We met with Kathryn and Peter Zelinski at Meadow & Mountain Farm in Moriah, where they grow and sell Christmas trees. The family is most impressively dedicated to growing their trees using organic fertilizer and natural practices promoting environmental stewardship. It was so interesting to see the trees growing naturally alongside protective grasses, adding nutrients to the soil.

Mountain Meadow Farm

River Bottom Farm

Ben Weinschenk was awarded a micro-grant in 2023 and has already completed his project. He installed a solar-powered water pump to transport water from the river behind his farm to his greenhouse, filled to the brim with delicious tomatoes, basil, and greens. I sampled a ripe tomatillo and can personally attest to the quality of produce from River Bottom Farm!
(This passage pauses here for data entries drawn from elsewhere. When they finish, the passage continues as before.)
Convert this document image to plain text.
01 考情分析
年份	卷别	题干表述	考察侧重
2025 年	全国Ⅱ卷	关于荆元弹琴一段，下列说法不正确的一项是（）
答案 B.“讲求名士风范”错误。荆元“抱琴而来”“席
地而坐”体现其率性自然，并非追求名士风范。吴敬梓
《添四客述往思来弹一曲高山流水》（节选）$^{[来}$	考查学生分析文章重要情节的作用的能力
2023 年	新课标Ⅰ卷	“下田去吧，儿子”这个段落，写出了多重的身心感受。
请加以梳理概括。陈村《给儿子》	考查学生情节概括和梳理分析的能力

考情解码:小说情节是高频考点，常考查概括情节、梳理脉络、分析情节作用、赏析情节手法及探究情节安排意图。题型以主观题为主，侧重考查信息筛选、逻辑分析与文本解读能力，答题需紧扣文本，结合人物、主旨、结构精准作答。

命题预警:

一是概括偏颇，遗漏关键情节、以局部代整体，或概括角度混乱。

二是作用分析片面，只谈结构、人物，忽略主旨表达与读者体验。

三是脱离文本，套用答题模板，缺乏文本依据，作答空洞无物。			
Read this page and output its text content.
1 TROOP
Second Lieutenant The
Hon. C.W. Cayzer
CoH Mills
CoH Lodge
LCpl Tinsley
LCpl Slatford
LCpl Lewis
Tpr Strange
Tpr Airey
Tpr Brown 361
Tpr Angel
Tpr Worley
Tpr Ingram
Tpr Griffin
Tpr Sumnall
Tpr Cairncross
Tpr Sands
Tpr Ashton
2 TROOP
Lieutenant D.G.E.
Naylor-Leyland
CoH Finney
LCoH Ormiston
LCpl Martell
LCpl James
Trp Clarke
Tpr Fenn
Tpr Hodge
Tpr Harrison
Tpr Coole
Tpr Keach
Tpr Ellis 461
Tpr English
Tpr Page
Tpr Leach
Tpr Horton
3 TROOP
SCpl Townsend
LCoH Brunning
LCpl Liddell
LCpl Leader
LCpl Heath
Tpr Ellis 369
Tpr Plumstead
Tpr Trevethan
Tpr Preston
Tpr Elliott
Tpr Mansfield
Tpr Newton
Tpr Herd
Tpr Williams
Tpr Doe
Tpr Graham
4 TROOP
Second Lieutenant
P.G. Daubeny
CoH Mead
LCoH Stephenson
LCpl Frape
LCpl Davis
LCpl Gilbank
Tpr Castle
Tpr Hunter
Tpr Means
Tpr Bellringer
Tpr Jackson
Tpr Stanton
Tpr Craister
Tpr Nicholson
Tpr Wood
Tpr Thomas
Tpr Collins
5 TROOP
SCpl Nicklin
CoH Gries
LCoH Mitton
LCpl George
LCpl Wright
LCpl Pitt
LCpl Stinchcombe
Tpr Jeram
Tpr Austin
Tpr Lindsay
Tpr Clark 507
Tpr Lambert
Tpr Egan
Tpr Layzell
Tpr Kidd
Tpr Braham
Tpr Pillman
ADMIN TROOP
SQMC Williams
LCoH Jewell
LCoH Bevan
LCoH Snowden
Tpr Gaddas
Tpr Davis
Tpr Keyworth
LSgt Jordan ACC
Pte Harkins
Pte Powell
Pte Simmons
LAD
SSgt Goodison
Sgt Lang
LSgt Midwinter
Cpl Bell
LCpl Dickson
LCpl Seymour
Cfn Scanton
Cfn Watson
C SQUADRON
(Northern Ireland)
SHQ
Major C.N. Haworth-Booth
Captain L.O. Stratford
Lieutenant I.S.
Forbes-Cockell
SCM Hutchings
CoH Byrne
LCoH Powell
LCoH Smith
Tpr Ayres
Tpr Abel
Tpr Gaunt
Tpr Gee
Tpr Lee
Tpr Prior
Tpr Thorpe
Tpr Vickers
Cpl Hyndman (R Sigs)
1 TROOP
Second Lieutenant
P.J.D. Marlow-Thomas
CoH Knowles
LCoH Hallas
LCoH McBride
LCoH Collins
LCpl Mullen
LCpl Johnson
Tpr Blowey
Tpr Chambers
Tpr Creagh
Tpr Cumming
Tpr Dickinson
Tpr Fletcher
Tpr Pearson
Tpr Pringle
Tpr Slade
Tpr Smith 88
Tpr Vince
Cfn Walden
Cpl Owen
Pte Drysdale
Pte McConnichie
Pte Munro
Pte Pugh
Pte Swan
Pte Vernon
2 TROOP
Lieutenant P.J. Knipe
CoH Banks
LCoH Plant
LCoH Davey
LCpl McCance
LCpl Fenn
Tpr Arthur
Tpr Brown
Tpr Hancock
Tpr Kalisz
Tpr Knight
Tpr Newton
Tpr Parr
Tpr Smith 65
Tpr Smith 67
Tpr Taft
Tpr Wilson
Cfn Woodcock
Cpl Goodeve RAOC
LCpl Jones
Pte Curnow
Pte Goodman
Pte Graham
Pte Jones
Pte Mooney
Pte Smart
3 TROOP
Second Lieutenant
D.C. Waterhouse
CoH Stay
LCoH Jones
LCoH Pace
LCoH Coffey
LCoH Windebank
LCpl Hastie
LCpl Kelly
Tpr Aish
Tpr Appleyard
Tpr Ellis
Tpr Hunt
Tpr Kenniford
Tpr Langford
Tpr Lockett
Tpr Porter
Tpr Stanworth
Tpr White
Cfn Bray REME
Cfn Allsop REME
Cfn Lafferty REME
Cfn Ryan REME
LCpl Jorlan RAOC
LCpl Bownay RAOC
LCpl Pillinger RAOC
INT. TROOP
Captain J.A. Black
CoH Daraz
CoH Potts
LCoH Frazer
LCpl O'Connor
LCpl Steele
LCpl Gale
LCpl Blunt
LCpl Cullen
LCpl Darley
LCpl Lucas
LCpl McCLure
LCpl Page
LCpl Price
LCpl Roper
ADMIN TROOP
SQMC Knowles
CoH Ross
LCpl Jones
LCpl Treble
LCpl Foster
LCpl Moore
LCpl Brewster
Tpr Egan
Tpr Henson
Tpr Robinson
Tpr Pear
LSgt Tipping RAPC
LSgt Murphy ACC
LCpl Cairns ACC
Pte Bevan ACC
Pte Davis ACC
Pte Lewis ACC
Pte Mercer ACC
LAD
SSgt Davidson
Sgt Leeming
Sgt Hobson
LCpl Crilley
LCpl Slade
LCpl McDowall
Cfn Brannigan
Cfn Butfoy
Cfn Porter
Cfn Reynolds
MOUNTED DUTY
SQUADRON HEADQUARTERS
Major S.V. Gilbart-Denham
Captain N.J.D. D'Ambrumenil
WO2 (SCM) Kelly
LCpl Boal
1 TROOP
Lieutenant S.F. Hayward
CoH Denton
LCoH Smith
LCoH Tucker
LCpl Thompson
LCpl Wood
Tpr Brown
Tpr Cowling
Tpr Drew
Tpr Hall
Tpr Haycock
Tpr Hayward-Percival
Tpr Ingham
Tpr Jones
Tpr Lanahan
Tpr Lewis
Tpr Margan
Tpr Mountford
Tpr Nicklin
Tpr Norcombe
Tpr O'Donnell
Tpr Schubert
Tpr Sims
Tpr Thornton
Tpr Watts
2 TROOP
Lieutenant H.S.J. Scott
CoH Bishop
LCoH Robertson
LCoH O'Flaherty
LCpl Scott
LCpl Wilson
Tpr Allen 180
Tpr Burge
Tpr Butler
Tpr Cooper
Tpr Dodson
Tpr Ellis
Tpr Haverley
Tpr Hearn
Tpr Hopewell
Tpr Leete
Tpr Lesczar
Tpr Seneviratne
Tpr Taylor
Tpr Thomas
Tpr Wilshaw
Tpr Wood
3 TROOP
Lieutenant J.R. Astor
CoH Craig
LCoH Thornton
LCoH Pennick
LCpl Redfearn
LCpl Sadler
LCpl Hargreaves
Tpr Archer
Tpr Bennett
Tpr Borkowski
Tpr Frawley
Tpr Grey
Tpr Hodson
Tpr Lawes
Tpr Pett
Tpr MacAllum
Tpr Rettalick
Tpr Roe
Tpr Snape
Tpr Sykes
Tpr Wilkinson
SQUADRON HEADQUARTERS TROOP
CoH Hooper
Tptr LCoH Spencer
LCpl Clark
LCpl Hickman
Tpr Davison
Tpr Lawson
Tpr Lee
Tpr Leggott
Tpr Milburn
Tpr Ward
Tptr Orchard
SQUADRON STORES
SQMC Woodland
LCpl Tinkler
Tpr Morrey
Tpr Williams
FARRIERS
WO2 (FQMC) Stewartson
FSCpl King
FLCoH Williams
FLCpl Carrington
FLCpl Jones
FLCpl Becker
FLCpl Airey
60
Tangleroot Farm: When we arrived at Tangleroot Farm we had some trouble finding Adam, who was hard at work repairing one of his many greenhouses. He climbed down from atop one greenhouse to discuss another greenhouse, which the micro-grant program helped fund about seven years ago. We learned about Adam's motivation to expand food security and provide fresh food to as many people within his community as possible.

Tangleroot  Farms

Norman Ridge Farmstead

The first thing I noticed at Norman Ridge Farmstead was the breathtaking scenery. These mountainous views are part of the farm's distinctive charm and are even depicted in its logo. Owners Chris and Holli are dedicated to preserving this view and producing grass-fed beef for the surrounding community. The micro-grant program has helped them to expand their rotational grazing system and renovate their farmstand. Chris showed us around the farm and told us about its history as a former potato producer. The property has come a long way since then, and Chris shared a plethora of plans with us that intend to further land stewardship practices in the future.

Norman Ridge Farmstead

Mark Twain Maple Works

Jack and Phyllis Drury own Mark Twain Mapleworks, a maple syrup farm nestled by the shore of Lower Saranac Lake. The location is significant because it's where Mark Twain spent the summer of 1901, a history Jack excitedly shared with us upon our arrival. He even showed us a photograph of Mark Twain on the front porch of the camp, sitting in a chair that still exists today! We learned about the new maple pan Jack purchased with his most recent micro-grant award. The pan will save Jack time and energy, allowing him to continue to produce delicious maple syrup. I was inspired by Jack's enthusiasm and abundance of wonderful ideas to help advance Adirondack maple products.

North Country Creamery

I thoroughly enjoyed my drive to North Country Creamery, past a string of small farms and beautiful Adirondack views. When I arrived, Ashlee greeted me with kindness and a distinct passion for what she does. She graciously showed me around the farm and discussed the micro-grant projects she has completed over the years. Like many other micro-grant recipients, North Country Creamery is highly motivated to eliminate its carbon footprint. Their most recent project to install a 74kW solar array represents a significant step toward this goal by offsetting 100% of the farm's electrical needs. Ashlee is already preparing for the next step, which will be to convert the farm's propane-dependent equipment.

North Country Creamery


The Adirondack agricultural community is so full of highly motivated individuals, stunning landscapes, important food producers, historically significant places, and inspiring stories. Buying local is the best way to support and protect these people and places that make the Adirondacks so special. You can find local products at community farmers markets, farm stands, and by visiting the websites of local farmers. Let's all set a goal to support local agriculture in 2024!